Your code will behave exactly as it would in any other kind of application, with the addition that it can be called by multiple threads at the same time (so that using "++" is not safe).
Again, there is no magic. Just like every other application, the lifetime of a static is restricted to the lifetime of the AppDomain in which the type containing the static is loaded.
An AppDomain in an ASP.NET application is created the first time the application is accessed (unless the IIS settings force it to pre-start), and only ends at certain times, like when an assembly in the bin
folder is changed, or the web.config
is changed, or when the IIS settings say that the AppPool needs to be recycled.
Upvotes: 3
Reputation: 19037
It will increase the seed every time the constructor is invoked. Note that this can happen in multiple threads, so you better make it thread safe.
Deserialization will cause the (default) constructor to be invoked. If you serialize it to the ViewState, then ASP.NET will deserialize the object on postback, and thus invoke the constructor.

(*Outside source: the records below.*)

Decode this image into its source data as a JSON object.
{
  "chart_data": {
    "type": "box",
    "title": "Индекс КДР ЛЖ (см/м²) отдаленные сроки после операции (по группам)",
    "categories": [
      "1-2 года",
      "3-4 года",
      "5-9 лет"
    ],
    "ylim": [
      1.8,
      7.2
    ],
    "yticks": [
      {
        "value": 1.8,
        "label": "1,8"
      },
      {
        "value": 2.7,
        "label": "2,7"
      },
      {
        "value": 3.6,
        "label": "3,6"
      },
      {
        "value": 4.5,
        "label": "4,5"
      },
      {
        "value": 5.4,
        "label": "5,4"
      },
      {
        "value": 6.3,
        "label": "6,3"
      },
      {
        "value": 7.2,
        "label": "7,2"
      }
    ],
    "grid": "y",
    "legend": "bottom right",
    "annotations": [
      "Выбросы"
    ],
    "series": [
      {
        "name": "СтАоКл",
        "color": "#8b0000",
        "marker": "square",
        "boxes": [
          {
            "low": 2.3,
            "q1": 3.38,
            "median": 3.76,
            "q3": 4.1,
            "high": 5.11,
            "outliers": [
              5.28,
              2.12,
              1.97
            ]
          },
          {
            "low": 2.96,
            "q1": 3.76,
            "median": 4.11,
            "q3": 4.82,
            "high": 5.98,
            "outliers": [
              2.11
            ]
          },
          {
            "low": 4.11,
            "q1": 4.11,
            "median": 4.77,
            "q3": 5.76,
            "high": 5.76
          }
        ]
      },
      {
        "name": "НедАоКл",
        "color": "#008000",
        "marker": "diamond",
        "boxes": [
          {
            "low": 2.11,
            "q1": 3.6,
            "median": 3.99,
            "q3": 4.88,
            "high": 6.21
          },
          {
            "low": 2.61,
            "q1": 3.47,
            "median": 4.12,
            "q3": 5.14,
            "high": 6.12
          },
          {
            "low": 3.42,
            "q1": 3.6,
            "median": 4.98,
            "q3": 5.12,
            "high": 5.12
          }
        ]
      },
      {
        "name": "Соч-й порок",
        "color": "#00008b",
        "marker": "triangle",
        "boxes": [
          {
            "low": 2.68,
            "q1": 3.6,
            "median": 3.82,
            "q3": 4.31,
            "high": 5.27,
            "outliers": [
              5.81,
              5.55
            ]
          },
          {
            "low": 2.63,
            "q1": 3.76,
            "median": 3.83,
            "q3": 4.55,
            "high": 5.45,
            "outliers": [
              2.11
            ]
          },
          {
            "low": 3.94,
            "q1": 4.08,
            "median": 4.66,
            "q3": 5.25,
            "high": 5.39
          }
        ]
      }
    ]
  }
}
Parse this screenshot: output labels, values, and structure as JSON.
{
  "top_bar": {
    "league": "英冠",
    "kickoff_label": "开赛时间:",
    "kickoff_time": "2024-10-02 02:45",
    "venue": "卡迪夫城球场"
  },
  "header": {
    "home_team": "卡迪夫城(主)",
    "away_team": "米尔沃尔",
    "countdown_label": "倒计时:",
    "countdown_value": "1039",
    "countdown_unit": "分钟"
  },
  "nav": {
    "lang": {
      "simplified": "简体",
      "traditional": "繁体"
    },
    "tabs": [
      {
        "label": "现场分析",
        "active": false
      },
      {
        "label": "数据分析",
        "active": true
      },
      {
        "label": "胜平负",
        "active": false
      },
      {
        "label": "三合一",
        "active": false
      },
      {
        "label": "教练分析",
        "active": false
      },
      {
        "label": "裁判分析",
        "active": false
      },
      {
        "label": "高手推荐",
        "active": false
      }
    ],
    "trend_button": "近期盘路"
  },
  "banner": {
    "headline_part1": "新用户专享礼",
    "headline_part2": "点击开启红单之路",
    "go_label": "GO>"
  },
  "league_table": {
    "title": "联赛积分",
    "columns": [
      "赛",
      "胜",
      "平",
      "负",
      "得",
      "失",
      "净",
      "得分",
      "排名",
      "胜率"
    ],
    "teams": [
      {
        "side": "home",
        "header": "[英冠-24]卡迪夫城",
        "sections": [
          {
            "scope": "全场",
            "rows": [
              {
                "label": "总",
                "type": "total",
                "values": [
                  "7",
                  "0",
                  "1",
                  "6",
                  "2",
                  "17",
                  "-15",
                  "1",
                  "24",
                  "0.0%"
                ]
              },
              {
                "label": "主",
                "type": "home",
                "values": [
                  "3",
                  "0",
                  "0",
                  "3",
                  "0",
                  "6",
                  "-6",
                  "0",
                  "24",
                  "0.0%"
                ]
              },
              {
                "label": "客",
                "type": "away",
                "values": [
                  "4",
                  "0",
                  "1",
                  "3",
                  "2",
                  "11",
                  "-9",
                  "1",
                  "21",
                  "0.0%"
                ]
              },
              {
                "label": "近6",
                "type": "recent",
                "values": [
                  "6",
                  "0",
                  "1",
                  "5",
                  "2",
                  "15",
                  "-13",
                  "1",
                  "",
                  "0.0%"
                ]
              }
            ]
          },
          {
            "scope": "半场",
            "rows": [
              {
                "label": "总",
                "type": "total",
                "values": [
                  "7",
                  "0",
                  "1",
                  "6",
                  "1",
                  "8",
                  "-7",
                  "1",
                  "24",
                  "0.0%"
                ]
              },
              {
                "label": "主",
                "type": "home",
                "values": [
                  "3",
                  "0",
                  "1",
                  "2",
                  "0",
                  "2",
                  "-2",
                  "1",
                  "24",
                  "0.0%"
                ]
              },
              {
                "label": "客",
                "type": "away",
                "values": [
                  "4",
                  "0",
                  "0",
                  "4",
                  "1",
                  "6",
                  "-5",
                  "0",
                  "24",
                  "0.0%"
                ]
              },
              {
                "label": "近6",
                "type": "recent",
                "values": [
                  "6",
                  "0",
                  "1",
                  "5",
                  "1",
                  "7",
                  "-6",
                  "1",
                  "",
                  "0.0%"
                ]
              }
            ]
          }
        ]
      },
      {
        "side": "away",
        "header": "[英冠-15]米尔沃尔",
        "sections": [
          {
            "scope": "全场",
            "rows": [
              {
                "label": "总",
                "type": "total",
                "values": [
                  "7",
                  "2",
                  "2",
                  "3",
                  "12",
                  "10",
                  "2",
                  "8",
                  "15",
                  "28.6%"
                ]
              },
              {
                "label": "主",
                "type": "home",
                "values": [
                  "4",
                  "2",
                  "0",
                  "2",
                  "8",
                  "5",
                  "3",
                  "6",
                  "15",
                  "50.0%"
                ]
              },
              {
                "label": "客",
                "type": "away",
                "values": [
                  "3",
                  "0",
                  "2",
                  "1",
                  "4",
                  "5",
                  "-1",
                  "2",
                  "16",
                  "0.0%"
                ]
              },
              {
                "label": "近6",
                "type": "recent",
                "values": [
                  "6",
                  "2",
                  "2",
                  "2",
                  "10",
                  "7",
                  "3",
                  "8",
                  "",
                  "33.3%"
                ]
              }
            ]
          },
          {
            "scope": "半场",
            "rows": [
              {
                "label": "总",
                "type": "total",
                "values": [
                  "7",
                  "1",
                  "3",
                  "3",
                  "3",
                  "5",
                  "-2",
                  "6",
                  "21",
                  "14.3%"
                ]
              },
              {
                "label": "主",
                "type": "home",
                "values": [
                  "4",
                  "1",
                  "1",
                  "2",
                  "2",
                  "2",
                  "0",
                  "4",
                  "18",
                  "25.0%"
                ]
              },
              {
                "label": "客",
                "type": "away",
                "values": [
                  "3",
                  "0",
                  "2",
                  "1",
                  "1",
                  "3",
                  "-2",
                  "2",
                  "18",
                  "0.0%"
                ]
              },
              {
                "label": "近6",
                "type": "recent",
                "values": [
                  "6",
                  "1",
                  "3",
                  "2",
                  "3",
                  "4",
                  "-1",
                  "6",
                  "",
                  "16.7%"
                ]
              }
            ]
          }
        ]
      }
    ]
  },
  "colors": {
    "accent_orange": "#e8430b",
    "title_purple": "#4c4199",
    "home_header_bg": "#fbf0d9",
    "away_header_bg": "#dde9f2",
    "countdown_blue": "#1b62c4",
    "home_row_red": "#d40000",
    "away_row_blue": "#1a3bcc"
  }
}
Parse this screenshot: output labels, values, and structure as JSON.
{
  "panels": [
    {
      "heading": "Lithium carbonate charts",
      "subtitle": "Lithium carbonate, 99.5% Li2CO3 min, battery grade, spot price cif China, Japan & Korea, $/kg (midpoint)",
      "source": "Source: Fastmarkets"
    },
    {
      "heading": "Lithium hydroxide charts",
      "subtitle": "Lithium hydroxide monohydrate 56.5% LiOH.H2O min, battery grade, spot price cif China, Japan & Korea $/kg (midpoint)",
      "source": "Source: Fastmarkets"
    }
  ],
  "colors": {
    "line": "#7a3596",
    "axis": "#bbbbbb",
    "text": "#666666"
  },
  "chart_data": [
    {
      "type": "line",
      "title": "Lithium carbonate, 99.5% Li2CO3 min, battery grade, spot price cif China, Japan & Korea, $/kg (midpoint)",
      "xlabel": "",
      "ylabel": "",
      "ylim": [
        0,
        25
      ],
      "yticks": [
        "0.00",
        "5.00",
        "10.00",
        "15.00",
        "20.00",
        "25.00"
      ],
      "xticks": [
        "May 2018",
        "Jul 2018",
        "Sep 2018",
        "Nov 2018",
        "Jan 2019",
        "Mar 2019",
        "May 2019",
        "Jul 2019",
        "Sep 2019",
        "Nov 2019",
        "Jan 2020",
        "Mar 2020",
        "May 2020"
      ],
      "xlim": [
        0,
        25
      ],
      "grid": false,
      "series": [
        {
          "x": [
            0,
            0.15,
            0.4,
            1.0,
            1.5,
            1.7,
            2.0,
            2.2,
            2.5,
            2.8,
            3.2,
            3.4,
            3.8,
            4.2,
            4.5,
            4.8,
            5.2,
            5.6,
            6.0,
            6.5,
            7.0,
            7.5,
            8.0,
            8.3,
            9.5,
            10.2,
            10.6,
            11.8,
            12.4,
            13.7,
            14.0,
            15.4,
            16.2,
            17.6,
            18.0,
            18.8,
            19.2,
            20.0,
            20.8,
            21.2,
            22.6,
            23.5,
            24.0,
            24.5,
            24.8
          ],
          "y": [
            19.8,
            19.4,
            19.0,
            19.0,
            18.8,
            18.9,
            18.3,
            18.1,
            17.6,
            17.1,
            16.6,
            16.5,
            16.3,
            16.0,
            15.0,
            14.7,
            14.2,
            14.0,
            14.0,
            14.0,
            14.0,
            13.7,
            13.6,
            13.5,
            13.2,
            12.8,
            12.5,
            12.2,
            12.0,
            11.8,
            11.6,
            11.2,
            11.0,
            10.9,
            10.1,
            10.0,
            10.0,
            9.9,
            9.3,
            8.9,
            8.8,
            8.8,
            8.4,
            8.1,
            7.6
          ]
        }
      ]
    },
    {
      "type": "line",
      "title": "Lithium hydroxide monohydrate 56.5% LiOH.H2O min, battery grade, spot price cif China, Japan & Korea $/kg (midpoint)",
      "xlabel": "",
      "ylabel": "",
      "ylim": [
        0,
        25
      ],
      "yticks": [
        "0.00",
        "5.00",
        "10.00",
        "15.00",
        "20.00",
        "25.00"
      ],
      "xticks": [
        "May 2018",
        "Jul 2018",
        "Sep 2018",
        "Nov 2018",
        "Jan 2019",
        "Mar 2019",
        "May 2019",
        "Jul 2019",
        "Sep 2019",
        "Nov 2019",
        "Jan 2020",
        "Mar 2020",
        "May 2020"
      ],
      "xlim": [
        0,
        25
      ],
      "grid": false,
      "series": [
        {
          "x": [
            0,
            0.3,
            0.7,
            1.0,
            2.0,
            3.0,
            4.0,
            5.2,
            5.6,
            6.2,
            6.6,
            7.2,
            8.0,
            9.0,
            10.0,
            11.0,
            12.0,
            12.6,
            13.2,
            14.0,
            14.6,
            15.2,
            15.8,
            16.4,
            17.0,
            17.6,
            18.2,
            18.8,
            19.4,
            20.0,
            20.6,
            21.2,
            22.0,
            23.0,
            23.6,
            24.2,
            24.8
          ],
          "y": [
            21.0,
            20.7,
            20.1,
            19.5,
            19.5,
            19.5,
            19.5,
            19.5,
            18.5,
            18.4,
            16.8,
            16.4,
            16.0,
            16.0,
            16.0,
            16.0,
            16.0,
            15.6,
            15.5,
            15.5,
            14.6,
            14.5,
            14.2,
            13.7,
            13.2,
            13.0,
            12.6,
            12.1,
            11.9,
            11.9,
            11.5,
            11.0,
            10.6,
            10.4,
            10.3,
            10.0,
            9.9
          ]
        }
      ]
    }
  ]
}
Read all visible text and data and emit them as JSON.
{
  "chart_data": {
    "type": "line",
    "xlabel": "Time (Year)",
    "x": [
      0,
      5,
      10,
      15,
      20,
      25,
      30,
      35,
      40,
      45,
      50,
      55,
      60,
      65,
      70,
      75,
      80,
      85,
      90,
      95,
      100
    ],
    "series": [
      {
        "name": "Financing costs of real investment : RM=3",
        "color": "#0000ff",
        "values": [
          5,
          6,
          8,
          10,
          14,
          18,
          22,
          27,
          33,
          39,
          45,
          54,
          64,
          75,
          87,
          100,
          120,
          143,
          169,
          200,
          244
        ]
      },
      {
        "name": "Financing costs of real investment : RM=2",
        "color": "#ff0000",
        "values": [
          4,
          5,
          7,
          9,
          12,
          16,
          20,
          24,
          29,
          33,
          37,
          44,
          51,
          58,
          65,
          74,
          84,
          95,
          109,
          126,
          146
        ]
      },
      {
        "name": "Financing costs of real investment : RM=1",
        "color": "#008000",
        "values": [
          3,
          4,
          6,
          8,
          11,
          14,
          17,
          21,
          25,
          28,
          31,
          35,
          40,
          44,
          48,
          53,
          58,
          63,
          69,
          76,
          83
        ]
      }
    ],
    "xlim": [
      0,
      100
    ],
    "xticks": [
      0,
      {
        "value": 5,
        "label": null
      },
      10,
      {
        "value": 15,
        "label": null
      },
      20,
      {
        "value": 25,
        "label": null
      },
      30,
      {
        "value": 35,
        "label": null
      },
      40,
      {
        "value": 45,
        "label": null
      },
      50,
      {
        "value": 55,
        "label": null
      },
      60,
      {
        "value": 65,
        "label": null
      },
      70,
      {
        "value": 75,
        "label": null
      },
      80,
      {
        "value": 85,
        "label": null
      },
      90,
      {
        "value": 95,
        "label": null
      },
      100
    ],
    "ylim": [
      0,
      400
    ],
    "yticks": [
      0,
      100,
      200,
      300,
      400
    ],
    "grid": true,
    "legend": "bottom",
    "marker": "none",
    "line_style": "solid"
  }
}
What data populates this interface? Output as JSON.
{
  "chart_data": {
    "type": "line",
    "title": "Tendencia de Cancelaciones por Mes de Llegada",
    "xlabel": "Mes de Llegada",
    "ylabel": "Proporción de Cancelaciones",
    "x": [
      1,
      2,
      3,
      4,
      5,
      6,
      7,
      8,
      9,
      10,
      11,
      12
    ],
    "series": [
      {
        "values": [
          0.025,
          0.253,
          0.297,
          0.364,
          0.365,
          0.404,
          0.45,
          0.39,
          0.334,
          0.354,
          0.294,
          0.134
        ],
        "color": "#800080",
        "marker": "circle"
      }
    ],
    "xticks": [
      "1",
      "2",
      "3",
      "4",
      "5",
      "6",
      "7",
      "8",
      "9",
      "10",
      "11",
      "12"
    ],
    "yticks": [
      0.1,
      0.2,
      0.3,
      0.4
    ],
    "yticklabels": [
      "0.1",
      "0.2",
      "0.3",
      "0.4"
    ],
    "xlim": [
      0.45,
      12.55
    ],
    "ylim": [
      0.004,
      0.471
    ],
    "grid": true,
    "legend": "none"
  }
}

Please note that the C# language and the asp.net framework are on a whole other level. The framework is written (largely) in C#, and it will do a lot for you behind the scenes, but it still follows the rules of the language and the runtime.
Serialization is nothing more than encoding the information of an object (or graph of objects) to a stream. If you deserialize it, you will have the same information back, but it is not the same object you started with. Again, it is no magic, you could write your own serialization library using attributes and reflection.